Dans l’affaire Chander et Joshi c. le ministère de la Santé nationale et du Bien ‑être social (1995), 29 C.H.R.R. D/272, un Tribunal des droits de la personne s’est fondé sur une preuve circonstancielle pour rendre sa décision en 1995. Les plaignants travaillaient comme chercheurs au Ministère lorsqu’un concours avait été annoncé. Les deux employés ont reçu des lettres de refus portant la date du jour où ils s’étaient présentés à une entrevue. Le Tribunal a conclu que les entrevues avaient été subjectives et superficielles et qu’elles avaient été menées d’une manière peu professionnelle. La preuve présentée établissait en outre que l’employeur avait décidé de ne pas choisir les plaignants avant la date des entrevues. Les explications données par le Ministère ne concordaient pas avec la preuve. De plus, le Tribunal a jugé que les deux plaignants étaient qualifiés.

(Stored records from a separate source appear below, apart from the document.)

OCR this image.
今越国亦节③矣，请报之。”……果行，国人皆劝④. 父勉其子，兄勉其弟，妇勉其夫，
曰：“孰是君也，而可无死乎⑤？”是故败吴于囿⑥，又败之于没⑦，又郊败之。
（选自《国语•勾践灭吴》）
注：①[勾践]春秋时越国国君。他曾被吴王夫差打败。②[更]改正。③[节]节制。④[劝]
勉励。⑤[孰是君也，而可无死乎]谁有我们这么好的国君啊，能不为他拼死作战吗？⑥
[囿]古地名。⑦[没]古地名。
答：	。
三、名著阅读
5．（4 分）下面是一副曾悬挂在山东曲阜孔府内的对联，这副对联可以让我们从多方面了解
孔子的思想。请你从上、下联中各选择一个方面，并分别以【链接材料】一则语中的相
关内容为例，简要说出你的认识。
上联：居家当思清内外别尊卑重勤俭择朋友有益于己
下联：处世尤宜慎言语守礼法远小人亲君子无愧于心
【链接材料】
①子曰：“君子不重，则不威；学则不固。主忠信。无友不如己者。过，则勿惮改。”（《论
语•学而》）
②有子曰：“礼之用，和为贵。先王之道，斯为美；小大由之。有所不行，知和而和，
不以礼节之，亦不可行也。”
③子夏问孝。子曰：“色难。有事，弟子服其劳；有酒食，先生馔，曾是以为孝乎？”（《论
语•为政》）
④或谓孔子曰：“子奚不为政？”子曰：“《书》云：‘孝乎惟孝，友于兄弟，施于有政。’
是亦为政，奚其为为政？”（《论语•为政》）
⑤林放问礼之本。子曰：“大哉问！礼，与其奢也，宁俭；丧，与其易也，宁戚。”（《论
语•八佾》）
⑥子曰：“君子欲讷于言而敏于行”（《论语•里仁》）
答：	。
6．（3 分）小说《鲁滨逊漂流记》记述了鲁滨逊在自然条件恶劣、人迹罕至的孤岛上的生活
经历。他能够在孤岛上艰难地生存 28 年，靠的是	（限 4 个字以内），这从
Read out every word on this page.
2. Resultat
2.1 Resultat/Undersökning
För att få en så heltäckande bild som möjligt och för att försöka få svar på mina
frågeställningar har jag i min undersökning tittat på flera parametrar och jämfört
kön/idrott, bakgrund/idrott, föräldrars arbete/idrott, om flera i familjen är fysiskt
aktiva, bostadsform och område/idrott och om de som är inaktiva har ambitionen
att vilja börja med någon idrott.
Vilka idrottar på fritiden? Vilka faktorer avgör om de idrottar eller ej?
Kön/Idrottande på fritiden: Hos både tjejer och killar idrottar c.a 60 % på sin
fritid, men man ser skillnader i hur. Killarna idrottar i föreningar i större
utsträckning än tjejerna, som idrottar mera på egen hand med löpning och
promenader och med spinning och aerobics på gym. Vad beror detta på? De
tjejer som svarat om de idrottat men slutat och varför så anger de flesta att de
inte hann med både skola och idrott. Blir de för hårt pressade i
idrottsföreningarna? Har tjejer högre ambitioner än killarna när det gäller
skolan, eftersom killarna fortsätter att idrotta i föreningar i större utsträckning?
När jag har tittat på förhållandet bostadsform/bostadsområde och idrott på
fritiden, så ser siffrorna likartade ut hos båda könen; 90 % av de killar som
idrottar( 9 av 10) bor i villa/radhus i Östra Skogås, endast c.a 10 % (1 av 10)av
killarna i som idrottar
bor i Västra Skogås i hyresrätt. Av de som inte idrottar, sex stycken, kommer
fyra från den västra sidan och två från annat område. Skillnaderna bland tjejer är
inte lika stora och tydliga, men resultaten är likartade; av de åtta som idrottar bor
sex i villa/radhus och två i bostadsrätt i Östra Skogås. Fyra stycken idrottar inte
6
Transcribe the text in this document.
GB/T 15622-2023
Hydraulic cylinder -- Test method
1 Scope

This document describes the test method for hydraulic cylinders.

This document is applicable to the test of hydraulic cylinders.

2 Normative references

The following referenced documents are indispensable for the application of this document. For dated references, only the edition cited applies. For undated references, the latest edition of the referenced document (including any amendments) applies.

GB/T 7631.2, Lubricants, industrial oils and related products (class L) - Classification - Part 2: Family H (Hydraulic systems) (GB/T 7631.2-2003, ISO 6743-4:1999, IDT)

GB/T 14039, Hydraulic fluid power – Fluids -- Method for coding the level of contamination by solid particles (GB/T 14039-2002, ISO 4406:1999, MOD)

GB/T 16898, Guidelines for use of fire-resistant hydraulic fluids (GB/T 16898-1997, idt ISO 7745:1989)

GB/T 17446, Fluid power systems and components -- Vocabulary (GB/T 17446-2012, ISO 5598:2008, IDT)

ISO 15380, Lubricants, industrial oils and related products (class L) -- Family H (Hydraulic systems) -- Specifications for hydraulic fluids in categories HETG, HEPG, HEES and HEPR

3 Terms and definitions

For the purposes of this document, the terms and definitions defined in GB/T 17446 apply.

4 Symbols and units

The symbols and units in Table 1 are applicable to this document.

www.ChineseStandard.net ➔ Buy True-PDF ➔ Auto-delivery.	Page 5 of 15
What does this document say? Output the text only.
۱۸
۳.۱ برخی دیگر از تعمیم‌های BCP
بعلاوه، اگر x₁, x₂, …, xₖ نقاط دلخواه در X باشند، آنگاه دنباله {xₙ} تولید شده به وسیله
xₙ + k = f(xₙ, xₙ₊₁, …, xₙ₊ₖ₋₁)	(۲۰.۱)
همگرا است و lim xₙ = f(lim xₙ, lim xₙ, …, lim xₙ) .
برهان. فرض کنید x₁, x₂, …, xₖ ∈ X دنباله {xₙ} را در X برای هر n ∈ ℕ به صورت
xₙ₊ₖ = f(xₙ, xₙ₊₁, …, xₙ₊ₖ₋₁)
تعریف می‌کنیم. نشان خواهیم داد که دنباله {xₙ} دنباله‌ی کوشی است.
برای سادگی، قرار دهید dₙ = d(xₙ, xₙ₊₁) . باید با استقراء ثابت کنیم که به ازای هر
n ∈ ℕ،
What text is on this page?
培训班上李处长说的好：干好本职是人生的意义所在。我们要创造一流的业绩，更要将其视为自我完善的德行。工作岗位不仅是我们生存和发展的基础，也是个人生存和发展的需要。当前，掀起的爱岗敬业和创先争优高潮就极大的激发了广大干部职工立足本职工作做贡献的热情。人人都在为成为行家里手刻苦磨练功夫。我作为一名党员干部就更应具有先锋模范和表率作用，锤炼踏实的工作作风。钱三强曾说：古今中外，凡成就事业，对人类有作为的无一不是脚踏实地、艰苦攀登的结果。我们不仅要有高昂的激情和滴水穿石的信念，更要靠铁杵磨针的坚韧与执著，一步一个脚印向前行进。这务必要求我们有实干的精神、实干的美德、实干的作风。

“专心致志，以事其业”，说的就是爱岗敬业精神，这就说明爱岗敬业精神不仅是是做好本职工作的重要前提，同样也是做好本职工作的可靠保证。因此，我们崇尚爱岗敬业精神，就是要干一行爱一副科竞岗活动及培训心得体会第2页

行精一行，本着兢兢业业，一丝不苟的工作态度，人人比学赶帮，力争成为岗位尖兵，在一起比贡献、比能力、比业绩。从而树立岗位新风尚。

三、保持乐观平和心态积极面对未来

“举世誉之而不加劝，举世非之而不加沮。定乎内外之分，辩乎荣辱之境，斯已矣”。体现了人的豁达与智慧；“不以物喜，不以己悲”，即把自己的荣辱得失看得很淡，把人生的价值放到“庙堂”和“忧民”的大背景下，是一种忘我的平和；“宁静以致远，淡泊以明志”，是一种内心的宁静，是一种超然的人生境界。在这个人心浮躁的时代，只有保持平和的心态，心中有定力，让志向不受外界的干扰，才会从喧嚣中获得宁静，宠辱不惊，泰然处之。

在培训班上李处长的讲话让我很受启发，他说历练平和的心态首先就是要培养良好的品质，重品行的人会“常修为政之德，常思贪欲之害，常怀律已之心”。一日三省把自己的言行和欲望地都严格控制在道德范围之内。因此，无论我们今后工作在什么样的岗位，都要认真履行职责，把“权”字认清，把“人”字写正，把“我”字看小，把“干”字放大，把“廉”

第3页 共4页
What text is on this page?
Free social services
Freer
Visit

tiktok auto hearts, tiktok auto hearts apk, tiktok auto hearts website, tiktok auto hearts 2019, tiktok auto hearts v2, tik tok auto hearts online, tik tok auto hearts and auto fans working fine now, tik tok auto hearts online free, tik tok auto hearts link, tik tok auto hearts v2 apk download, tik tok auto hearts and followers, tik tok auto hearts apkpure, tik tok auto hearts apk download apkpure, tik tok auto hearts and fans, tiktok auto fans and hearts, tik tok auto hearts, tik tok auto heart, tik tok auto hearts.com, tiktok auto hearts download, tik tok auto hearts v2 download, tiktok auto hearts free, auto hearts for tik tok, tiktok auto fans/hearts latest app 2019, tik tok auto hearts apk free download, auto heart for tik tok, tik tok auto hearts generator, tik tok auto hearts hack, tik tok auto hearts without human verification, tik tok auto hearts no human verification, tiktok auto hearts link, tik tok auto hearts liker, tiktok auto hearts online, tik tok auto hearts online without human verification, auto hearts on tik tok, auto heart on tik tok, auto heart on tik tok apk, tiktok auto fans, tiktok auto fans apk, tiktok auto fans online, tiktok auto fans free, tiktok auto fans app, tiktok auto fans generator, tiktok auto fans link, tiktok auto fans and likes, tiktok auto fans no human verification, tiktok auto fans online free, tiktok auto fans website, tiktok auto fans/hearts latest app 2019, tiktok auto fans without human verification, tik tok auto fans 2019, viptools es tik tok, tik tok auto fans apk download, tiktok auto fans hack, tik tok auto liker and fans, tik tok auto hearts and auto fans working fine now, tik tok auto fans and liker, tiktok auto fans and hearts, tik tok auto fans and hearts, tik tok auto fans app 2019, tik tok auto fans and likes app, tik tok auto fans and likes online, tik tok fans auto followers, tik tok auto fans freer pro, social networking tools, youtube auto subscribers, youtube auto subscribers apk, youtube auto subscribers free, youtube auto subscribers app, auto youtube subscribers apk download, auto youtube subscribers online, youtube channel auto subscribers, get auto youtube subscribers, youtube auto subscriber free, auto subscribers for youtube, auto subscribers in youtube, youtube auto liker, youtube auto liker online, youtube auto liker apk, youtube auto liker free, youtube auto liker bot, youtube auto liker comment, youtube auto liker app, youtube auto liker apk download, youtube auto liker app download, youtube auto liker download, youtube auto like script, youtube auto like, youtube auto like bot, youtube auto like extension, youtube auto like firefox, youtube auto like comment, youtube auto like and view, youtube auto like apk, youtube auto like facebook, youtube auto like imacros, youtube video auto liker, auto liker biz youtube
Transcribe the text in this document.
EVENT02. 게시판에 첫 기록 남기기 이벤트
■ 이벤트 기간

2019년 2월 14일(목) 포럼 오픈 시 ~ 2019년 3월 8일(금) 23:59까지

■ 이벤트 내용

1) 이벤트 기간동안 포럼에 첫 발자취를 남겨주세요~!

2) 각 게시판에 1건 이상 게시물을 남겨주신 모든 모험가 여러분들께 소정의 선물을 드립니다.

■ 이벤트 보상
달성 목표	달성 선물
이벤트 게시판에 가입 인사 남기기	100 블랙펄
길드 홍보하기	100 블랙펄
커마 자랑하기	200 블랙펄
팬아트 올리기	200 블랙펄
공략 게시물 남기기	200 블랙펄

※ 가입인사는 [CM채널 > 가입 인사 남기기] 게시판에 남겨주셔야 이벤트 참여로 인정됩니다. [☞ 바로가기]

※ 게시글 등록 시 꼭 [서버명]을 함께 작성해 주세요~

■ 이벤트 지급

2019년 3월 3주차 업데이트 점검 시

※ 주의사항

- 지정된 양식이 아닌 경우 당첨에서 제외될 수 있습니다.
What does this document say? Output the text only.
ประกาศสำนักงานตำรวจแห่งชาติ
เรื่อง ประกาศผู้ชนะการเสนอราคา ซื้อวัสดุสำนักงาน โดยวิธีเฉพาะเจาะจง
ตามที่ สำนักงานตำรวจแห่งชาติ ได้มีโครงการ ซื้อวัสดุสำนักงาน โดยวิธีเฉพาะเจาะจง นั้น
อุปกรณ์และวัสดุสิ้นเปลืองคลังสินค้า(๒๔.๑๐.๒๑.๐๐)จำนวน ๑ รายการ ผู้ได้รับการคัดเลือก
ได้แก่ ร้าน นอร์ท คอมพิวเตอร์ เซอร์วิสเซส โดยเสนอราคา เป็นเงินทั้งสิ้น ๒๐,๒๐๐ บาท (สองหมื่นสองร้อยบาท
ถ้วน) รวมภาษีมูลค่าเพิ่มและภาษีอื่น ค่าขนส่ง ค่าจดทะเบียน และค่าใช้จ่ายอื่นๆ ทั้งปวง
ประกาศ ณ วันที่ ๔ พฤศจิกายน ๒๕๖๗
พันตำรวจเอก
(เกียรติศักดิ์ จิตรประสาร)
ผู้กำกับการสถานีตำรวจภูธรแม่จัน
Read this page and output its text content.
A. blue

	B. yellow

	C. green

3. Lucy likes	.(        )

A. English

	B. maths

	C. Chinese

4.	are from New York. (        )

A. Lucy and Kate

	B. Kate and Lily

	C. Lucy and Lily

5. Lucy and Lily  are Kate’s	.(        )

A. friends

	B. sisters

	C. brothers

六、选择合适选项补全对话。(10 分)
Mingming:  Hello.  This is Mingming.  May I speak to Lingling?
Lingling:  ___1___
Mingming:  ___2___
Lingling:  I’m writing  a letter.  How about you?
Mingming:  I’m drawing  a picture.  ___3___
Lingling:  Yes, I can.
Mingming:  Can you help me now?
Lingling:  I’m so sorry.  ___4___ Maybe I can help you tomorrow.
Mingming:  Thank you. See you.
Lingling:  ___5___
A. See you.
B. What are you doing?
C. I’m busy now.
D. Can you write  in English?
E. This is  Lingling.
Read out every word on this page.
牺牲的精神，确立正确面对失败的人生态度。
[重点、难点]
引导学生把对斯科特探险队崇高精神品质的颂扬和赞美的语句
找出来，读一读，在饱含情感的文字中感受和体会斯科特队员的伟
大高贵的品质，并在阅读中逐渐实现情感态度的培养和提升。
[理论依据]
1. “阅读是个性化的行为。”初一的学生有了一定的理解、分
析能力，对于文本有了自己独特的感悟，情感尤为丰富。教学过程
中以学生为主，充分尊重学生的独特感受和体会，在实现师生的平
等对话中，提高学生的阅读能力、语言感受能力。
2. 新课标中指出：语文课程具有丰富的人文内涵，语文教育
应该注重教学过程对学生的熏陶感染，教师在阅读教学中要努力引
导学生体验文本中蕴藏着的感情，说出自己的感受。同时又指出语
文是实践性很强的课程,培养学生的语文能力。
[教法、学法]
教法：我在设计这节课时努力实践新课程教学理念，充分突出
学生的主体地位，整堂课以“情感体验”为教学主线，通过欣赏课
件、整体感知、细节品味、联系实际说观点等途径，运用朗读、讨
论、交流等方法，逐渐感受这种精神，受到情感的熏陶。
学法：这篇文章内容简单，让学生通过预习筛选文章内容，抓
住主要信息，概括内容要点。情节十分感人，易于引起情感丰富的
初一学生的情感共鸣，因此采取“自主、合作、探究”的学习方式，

La Commission canadienne des droits de la personne a retenu les services de M. John Samuel, sociologue d’Ottawa, pour mener une étude visant à déterminer les obstacles au recrutement et à l’avancement des membres de groupes minoritaires dans la fonction publique fédérale. M. Samuel a publié son rapport, Les minorités visibles et la fonction publique du Canada, en février 1997. Il y notait les réalisations médiocres du secteur public dans le domaine du recrutement et du maintien en fonction de membres des minorités visibles. Il révélait en même temps que les employés membres de ces groupes trouvent l’environnement de travail dans la fonction publique indifférent sinon hostile et que certains aspects du système de dotation empêchent effectivement les candidats membres de minorités visibles d’être engagés et promus. Les participants à l’étude ont souligné qu’un ferme engagement aux niveaux les plus élevés de la fonction publique était nécessaire pour faire évoluer la situation et qu’ils n’avaient pas l’impression que les gestionnaires, à quelque niveau qu’ils se trouvent, étaient suffisamment déterminés à accroître la représentation des minorités visibles.

Les conclusions de cette étude ont été corroborées par la décision d’un Tribunal des droits de la personne dans l’affaire Alliance de la capitale nationale sur les relations interraciales c. Santé Canada (1997), 28 C.H.R.R. D/137. L’Alliance alléguait que la très faible représentation des minorités visibles dans la haute direction de Santé Canada (anciennement, ministère de la Santé nationale et du Bien‑être social) était un indice de discrimination systémique. Le Tribunal a accueilli la plainte de l’Alliance. «L’élément essentiel de la discrimination systémique, donc, est que celle‑ci est issue des conséquences involontaires de systèmes et de pratiques d’emploi établis, a souligné le Tribunal. Elle a pour effet de gêner l’accès à des possibilités d’emploi et à des avantages pour les membres de certains groupes». Le Tribunal a constaté par exemple que les membres des minorités visibles étaient pour la plupart exclus des affectations de perfectionnement. Il a ordonné des mesures correctives en donnant instruction à Santé Canada d’atteindre des objectifs précis de recrutement et d’avancement de membres de minorités visibles dans des postes de direction. Il a également ordonné au Ministère de faire suivre à tous les cadres supérieurs une formation obligatoire en diversité et en équité en matière d’emploi et d’adapter ses méthodes de recrutement de façon à attirer des candidats membres des minorités visibles.

Article 7

La campagne du 21 mars contre le racisme

La campagne annuelle du 21 mars, conçue afin de souligner la Journée internationale pour l’élimination de la discrimination raciale, met en valeur la démarche propre au Canada de lutte contre le racisme et de promotion des valeurs associées au respect, à l’égalité et à la diversité. Cette campagne place le gouvernement fédéral à l’avant‑scène des efforts visant l’élimination du racisme. Lancée en 1989, la campagne est devenue une initiative diversifiée de sensibilisation qui mise sur le marketing social pour rejoindre un maximum de personnes, notamment les jeunes de 12 à 18 ans, et pour démontrer l’importance qu’accordent les entreprises canadiennes à ce dossier social primordial.

L’un des aspects novateurs de la campagne 1995 fut l’élaboration de messages publicitaires pour les cinémas de l’ensemble du pays. À compter du 17 mars, de puissants messages consacrés au thème du racisme ont donc été projetés sur les écrans durant une période de quatre semaines, atteignant environ 1,5 million de Canadiens et de Canadiennes. Cette publicité s’est même valu une attention internationale.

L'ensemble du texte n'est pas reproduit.